The Seahawks ranked 20th in the NFL last year in red-zone efficiency, scoring touchdowns on just 51 percent of their red-zone trips.
“That may be one of the biggest things, just the size we have down there when things start to get tight,” offensive coordinator Darrell Bevell said.
The most startling thing about watching Graham on Tuesday in his first open practice with the Seahawks was how he so effortlessly caught passes over and around defenders, mostly backups. It is the best known of his skills, and yet until you see it in person, up close, it can be hard to understand just how big he is at 6-7, 270 pounds.
“You can have him covered perfectly,” former Saints tight end David Thomas said, “but you can’t cover as high as he can jump.”
But those tight-coverage throws require a deep trust between Graham and his quarterback. He had that with the Saints’ Drew Brees. He will have to reach that understanding with Wilson, who has never had a receiver quite like Graham.
The Saints considered Graham open if he faced single coverage. Brees once said he always felt there was a place where he could throw a pass and only Graham could get it.

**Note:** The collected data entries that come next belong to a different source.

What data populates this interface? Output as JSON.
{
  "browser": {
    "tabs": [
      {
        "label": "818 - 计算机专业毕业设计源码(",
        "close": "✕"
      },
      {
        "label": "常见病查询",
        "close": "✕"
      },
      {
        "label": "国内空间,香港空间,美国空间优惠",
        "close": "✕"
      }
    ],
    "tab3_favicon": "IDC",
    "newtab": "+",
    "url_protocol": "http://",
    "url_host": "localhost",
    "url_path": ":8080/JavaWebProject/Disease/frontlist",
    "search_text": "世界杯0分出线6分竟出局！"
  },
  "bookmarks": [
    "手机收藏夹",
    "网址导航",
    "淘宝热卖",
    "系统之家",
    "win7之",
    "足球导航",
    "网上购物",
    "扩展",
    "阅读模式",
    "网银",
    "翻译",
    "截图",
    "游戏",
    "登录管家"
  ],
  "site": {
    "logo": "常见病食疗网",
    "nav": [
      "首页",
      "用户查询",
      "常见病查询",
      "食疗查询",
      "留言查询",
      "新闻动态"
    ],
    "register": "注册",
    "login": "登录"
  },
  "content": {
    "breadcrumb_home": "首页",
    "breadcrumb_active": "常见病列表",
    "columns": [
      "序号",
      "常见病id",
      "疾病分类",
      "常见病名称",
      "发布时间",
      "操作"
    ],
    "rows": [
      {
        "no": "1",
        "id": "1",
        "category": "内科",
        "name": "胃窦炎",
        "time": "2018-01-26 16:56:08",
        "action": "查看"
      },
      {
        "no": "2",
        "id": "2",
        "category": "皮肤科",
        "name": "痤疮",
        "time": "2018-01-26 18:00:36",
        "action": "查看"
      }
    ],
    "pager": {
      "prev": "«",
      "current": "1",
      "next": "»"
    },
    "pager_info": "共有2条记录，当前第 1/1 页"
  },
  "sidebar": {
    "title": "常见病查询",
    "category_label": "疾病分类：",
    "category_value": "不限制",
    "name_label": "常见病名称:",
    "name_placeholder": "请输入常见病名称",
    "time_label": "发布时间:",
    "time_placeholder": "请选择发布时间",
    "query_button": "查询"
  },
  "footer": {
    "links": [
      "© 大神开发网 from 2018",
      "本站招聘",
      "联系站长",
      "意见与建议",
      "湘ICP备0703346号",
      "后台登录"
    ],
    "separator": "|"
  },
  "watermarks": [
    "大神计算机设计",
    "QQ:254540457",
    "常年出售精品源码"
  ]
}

“Throwing to him is easy,” Wilson said.
Graham is the rare receiver who is open even when he isn’t open. He has precise body control, and he knows how to use his size and positioning to shield defenders. All 10 of his touchdown catches last year were in the red zone.
“That stuff takes time,” Graham said, “but honestly me and Russ have been on kind of this accelerated learning curve. He just gets it up and gives you an opportunity to be great. We’ll be keep working on that, and we’ll be just fine come the season, because that’s a big thing. That’s all about the connection, that’s all about knowing what each other is going to do and what each other likes.”
Graham won’t catch as many passes in Seattle, and he understands that. But he gives the Seahawks a new dimension near the end zone, where options are limited and where a jump-ball specialist is so valuable.
“I know there will be times — big moments in a game where I’m going to have to go out there and make a play,” Graham said. “That’s what I’m focusing on.”